Ricorso 696 bis c.p.c: conciliazione e di una controversia per danni da allagamento
La proprietaria di due locali commerciali facenti parte di un Condominio, presenta un ricorso esponendo i seguenti fatti:
- nel 2022, l’assemblea condominiale ha deliberato l’esecuzione di interventi edilizi (c.d. Superbonus), affidati alla controparte;
- dopo intense piogge, i suoi locali commerciali si sono allagati più volte, rendendoli inagibili e danneggiando muri, soffitti, arredi, attrezzature e prodotti in essi commerciati;
- nonostante le rassicurazioni ricevute da un responsabile del cantiere in merito a un presunto intervento di ripristino della guaina sul lastrico solare sovrastante, si è verificato un ulteriore allagamento, che ha rivelato l’inefficacia dell’intervento.
La ricorrente individua come responsabili dei danni, ritenuti “palesi”: l’amministratore di condominio; la società che ha eseguito i lavori; l’ingegnere progettista e il direttore dei lavori. Chiede quindi la nomina di un consulente tecnico d’ufficio (CTU) per tentare la conciliazione tra le parti; verificare l’esistenza, l’origine, la natura e la causa dei danni; valutare l’ammontare di 45.167,00 euro necessario per il ripristino e il risarcimento dei prodotti danneggiati e infine, indicare e stimare i lavori condominiali necessari come la coibentazione del lastrico solare e gli interventi sui muri esterni.

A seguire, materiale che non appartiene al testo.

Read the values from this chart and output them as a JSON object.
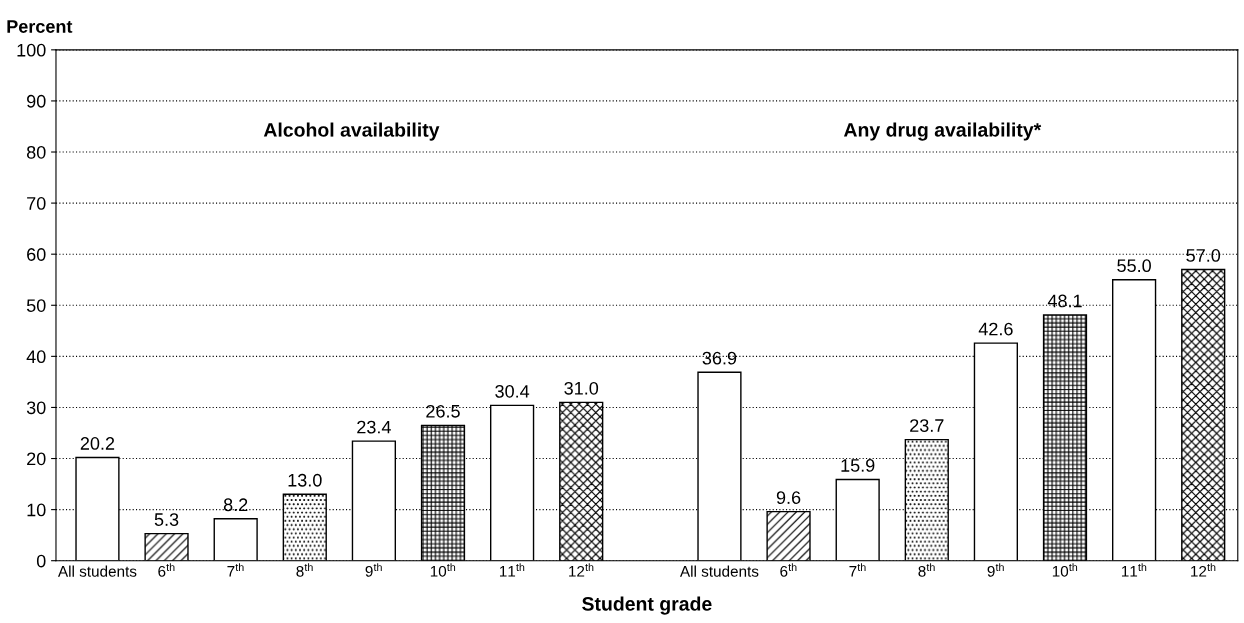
{
  "chart_data": {
    "type": "bar",
    "ylabel": "Percent",
    "xlabel": "Student grade",
    "categories": [
      "All students",
      "6$^{th}$",
      "7$^{th}$",
      "8$^{th}$",
      "9$^{th}$",
      "10$^{th}$",
      "11$^{th}$",
      "12$^{th}$",
      null,
      "All students",
      "6$^{th}$",
      "7$^{th}$",
      "8$^{th}$",
      "9$^{th}$",
      "10$^{th}$",
      "11$^{th}$",
      "12$^{th}$"
    ],
    "annotations": [
      "Alcohol availability",
      "Any drug availability*"
    ],
    "series": [
      {
        "colors": [
          "#ffffff",
          "#000000",
          "#ffffff",
          "#000000",
          "#ffffff",
          "#000000",
          "#ffffff",
          "#000000",
          null,
          null,
          null,
          null,
          null,
          null,
          null,
          null,
          null
        ],
        "values": [
          20.2,
          5.3,
          8.2,
          13.0,
          23.4,
          26.5,
          30.4,
          31.0,
          null,
          null,
          null,
          null,
          null,
          null,
          null,
          null,
          null
        ],
        "value_labels": [
          "20.2",
          "5.3",
          "8.2",
          "13.0",
          "23.4",
          "26.5",
          "30.4",
          "31.0",
          null,
          null,
          null,
          null,
          null,
          null,
          null,
          null,
          null
        ]
      },
      {
        "colors": [
          null,
          null,
          null,
          null,
          null,
          null,
          null,
          null,
          null,
          "#ffffff",
          "#000000",
          "#ffffff",
          "#000000",
          "#ffffff",
          "#000000",
          "#ffffff",
          "#000000"
        ],
        "values": [
          null,
          null,
          null,
          null,
          null,
          null,
          null,
          null,
          null,
          36.9,
          9.6,
          15.9,
          23.7,
          42.6,
          48.1,
          55.0,
          57.0
        ],
        "value_labels": [
          null,
          null,
          null,
          null,
          null,
          null,
          null,
          null,
          null,
          "36.9",
          "9.6",
          "15.9",
          "23.7",
          "42.6",
          "48.1",
          "55.0",
          "57.0"
        ]
      }
    ],
    "ylim": [
      0,
      100
    ],
    "yticks": [
      0,
      10,
      20,
      30,
      40,
      50,
      60,
      70,
      80,
      90,
      100
    ],
    "grid": "y"
  }
}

Consulenza tecnica conciliativa inammissibile se la questione non è puramente tecnica
Il Giudice ritiene fondate le eccezioni di inammissibilità del ricorso, sollevate dalle parti resistenti, basandosi sui principi che regolano l’art. 696-bis c.p.c.

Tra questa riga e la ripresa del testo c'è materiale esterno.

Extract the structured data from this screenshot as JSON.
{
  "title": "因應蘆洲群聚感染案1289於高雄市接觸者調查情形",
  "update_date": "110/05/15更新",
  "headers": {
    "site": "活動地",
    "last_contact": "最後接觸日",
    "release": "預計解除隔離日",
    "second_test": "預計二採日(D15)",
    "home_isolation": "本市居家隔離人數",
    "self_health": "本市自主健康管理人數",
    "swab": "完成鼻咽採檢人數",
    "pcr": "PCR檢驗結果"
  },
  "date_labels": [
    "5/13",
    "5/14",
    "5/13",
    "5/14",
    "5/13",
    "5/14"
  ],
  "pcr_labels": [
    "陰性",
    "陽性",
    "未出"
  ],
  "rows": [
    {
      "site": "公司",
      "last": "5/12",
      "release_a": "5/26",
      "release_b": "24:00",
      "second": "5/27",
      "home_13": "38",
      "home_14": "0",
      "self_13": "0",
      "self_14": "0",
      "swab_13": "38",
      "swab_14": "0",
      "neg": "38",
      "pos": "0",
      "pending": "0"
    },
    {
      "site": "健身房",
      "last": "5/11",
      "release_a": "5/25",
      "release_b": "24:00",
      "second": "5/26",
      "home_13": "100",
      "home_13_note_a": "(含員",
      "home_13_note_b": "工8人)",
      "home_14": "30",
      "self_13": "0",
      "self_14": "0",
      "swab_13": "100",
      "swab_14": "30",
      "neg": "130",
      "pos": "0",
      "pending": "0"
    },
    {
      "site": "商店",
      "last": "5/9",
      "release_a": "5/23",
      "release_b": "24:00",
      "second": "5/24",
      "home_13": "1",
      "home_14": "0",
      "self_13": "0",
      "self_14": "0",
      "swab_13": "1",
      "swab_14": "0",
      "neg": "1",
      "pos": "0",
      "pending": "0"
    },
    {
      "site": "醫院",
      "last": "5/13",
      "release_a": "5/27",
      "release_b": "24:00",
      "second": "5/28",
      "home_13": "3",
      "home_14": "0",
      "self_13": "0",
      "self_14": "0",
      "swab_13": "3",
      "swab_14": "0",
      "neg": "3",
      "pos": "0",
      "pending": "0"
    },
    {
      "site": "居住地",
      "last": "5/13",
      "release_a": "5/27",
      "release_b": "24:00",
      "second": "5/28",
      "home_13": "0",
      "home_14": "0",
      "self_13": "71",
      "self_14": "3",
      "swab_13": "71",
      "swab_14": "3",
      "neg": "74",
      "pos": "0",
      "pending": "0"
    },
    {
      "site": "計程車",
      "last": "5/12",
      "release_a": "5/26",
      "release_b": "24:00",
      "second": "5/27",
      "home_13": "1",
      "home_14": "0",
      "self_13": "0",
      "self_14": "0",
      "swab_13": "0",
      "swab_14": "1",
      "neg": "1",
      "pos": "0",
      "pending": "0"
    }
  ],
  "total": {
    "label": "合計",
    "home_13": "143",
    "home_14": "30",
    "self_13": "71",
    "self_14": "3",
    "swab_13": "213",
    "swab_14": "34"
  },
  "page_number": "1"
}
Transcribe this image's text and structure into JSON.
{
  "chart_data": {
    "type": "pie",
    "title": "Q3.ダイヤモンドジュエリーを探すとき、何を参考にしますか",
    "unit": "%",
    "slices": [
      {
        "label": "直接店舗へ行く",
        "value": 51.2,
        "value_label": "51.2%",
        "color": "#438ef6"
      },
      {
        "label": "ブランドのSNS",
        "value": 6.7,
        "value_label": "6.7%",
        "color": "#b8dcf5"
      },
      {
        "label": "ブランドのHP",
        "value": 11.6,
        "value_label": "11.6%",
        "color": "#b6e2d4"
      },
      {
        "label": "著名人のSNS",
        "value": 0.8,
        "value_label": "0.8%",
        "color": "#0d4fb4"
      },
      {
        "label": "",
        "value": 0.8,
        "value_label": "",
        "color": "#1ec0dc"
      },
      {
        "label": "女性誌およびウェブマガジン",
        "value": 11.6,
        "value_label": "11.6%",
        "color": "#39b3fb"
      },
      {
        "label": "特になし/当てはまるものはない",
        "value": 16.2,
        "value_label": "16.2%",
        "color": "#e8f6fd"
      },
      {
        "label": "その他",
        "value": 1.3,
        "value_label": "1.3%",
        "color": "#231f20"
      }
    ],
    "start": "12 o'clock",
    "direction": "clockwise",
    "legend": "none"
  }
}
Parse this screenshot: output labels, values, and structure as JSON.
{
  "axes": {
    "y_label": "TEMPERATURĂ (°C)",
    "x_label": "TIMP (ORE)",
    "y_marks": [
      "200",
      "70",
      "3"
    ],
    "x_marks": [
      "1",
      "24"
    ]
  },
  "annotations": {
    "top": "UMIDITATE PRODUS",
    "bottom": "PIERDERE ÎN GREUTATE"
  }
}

L’art. 696-bis c.p.c. è, infatti, uno strumento processuale finalizzato a dirimere uniche o poche questioni tecniche controverse, quando tutti gli altri elementi costitutivi del diritto sono pacifici. Lo scopo è che, accertati gli aspetti tecnici, la controversia cessi integralmente.

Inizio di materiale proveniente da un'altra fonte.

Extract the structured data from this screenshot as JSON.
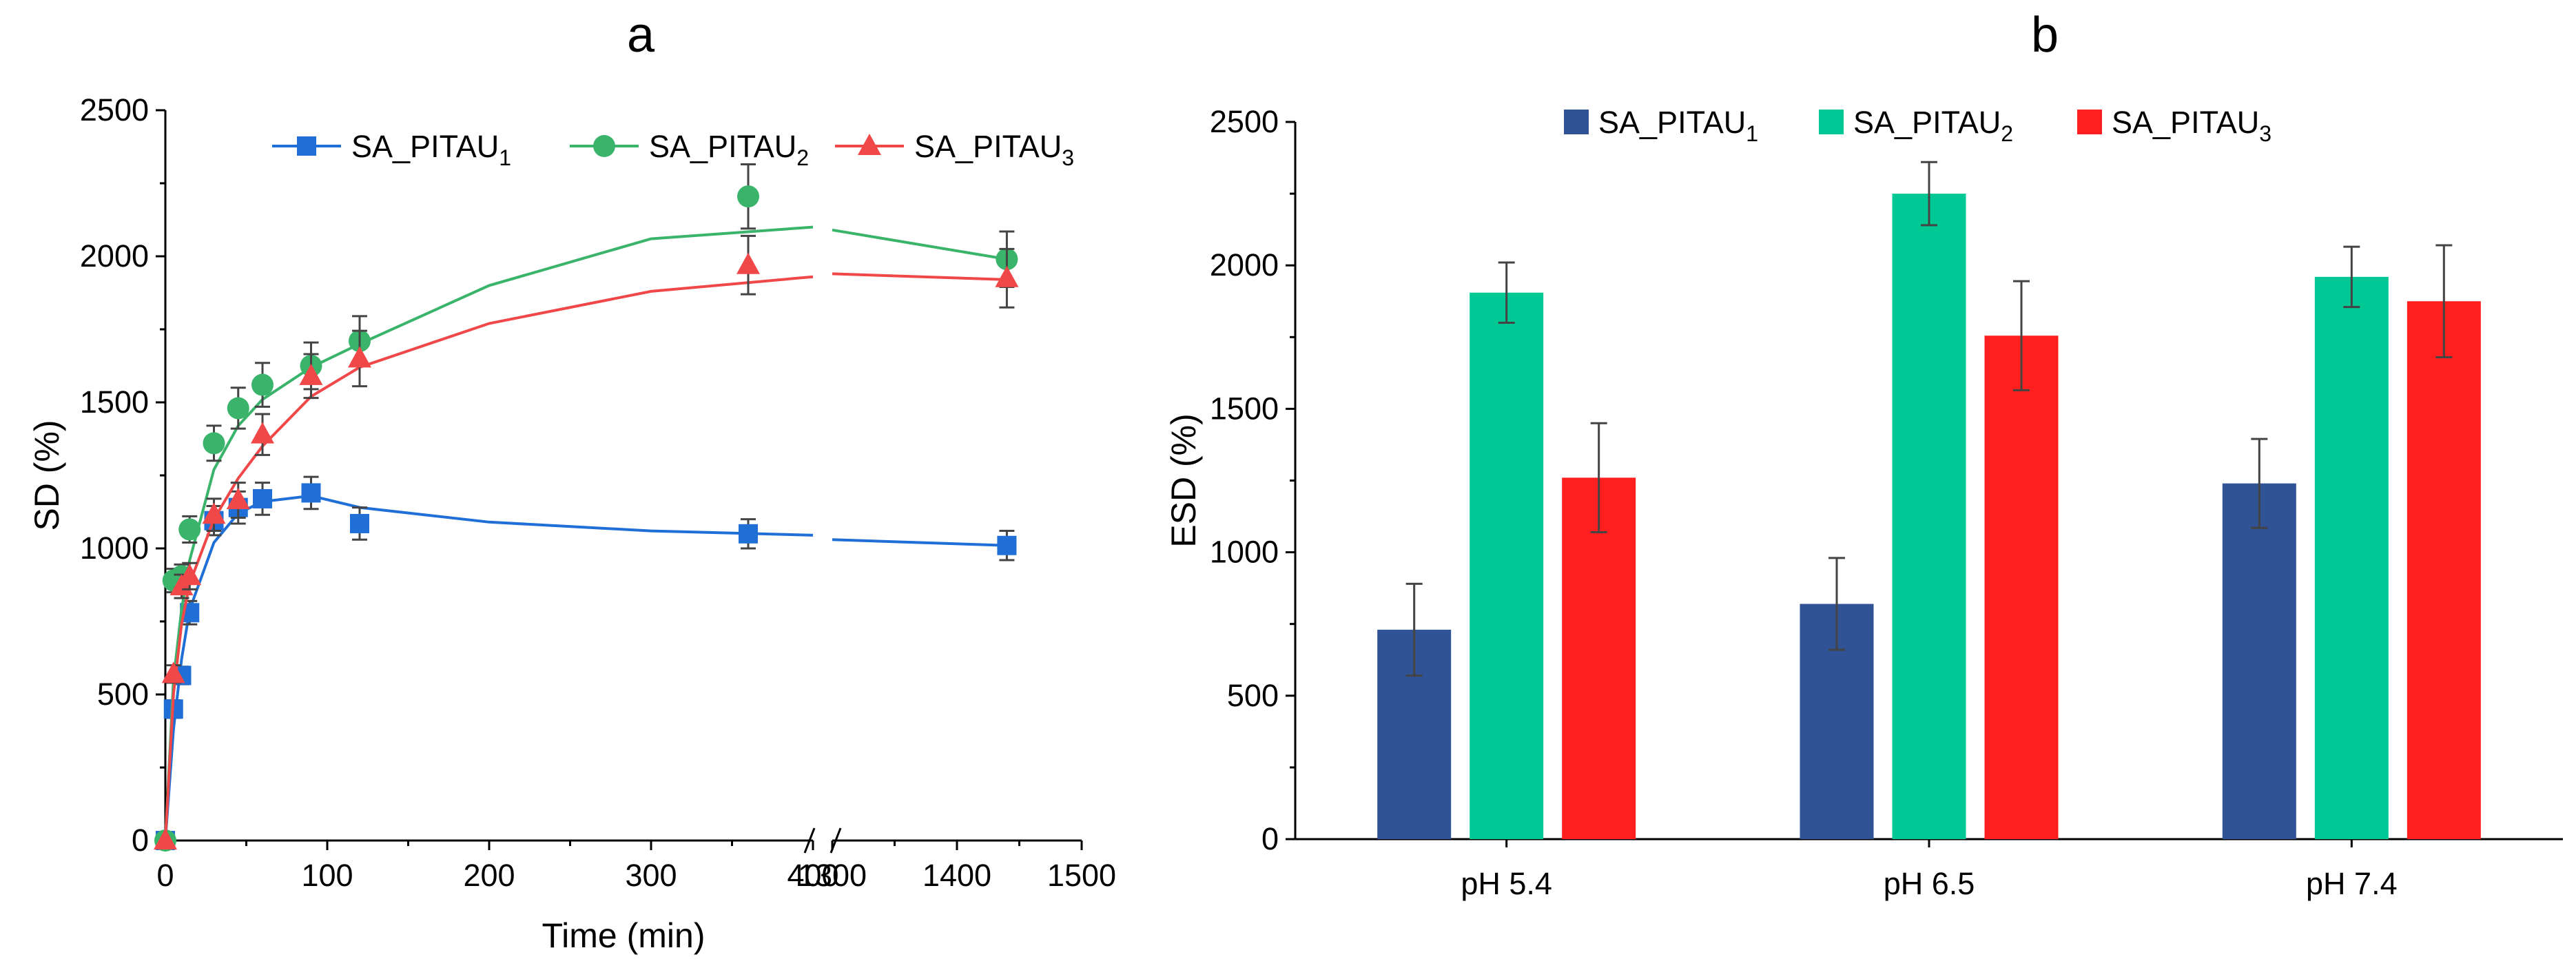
{
  "chart_data": [
    {
      "panel": "a",
      "type": "scatter",
      "title": "a",
      "xlabel": "Time (min)",
      "ylabel": "SD (%)",
      "xlim": [
        0,
        1500
      ],
      "ylim": [
        0,
        2500
      ],
      "x_break": [
        400,
        1300
      ],
      "xticks": [
        0,
        100,
        200,
        300,
        400,
        1300,
        1400,
        1500
      ],
      "yticks": [
        0,
        500,
        1000,
        1500,
        2000,
        2500
      ],
      "legend_position": "top-right",
      "series": [
        {
          "name": "SA_PITAU",
          "subscript": "1",
          "color": "#1f6fd6",
          "marker": "square",
          "x": [
            0,
            5,
            10,
            15,
            30,
            45,
            60,
            90,
            120,
            360,
            1440
          ],
          "y": [
            0,
            450,
            565,
            780,
            1095,
            1140,
            1170,
            1190,
            1085,
            1050,
            1010
          ],
          "err": [
            0,
            30,
            30,
            40,
            50,
            55,
            55,
            55,
            55,
            50,
            50
          ],
          "fit_x": [
            0,
            5,
            10,
            15,
            30,
            45,
            60,
            90,
            120,
            200,
            300,
            400,
            1300,
            1440
          ],
          "fit_y": [
            0,
            380,
            620,
            790,
            1020,
            1120,
            1160,
            1180,
            1140,
            1090,
            1060,
            1045,
            1030,
            1010
          ]
        },
        {
          "name": "SA_PITAU",
          "subscript": "2",
          "color": "#3ab46a",
          "marker": "circle",
          "x": [
            0,
            5,
            10,
            15,
            30,
            45,
            60,
            90,
            120,
            360,
            1440
          ],
          "y": [
            0,
            890,
            905,
            1065,
            1360,
            1480,
            1560,
            1625,
            1710,
            2205,
            1990
          ],
          "err": [
            0,
            40,
            40,
            45,
            60,
            70,
            75,
            80,
            85,
            110,
            95
          ],
          "fit_x": [
            0,
            5,
            10,
            15,
            30,
            45,
            60,
            90,
            120,
            200,
            300,
            400,
            1300,
            1440
          ],
          "fit_y": [
            0,
            550,
            790,
            960,
            1270,
            1420,
            1510,
            1620,
            1700,
            1900,
            2060,
            2100,
            2090,
            1990
          ]
        },
        {
          "name": "SA_PITAU",
          "subscript": "3",
          "color": "#f04848",
          "marker": "triangle",
          "x": [
            0,
            5,
            10,
            15,
            30,
            45,
            60,
            90,
            120,
            360,
            1440
          ],
          "y": [
            0,
            570,
            870,
            905,
            1115,
            1165,
            1390,
            1590,
            1650,
            1970,
            1925
          ],
          "err": [
            0,
            30,
            40,
            45,
            55,
            60,
            70,
            75,
            95,
            100,
            100
          ],
          "fit_x": [
            0,
            5,
            10,
            15,
            30,
            45,
            60,
            90,
            120,
            200,
            300,
            400,
            1300,
            1440
          ],
          "fit_y": [
            0,
            500,
            740,
            880,
            1100,
            1240,
            1350,
            1520,
            1620,
            1770,
            1880,
            1930,
            1940,
            1920
          ]
        }
      ]
    },
    {
      "panel": "b",
      "type": "bar",
      "title": "b",
      "xlabel": "",
      "ylabel": "ESD (%)",
      "ylim": [
        0,
        2500
      ],
      "yticks": [
        0,
        500,
        1000,
        1500,
        2000,
        2500
      ],
      "categories": [
        "pH 5.4",
        "pH 6.5",
        "pH 7.4"
      ],
      "legend_position": "top",
      "series": [
        {
          "name": "SA_PITAU",
          "subscript": "1",
          "color": "#2f5394",
          "values": [
            730,
            820,
            1240
          ],
          "err": [
            160,
            160,
            155
          ]
        },
        {
          "name": "SA_PITAU",
          "subscript": "2",
          "color": "#00c895",
          "values": [
            1905,
            2250,
            1960
          ],
          "err": [
            105,
            110,
            105
          ]
        },
        {
          "name": "SA_PITAU",
          "subscript": "3",
          "color": "#ff1f1f",
          "values": [
            1260,
            1755,
            1875
          ],
          "err": [
            190,
            190,
            195
          ]
        }
      ]
    }
  ]
}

Nel caso specifico, la ricorrente individua una pluralità di soggetti responsabili senza che sia enucleato, anche solo approssimativamente, il nesso causale e il danno-evento addebitabile a ciascuno. Questa pluralità di responsabilità non definite rende assolutamente incerto l’an della responsabilità. L’incertezza sull’identità e sul grado di responsabilità impedisce una prognosi di conciliabilità della lite. Pertanto, il mezzo richiesto è inidoneo a soddisfare le esigenze conciliative sottese all’istituto, rendendo necessaria una complessa istruttoria tipica di un giudizio a cognizione piena. Tale conclusione è confermata anche dal fallimento dei tentativi di conciliazione avvenuti durante la pendenza del ricorso. Il ricorso pertanto è inammissibile perché l’accertamento tecnico preventivo non è il mezzo appropriato quando la controversia principale non è puramente tecnica, ma riguarda l’esistenza e l’attribuzione della responsabilità.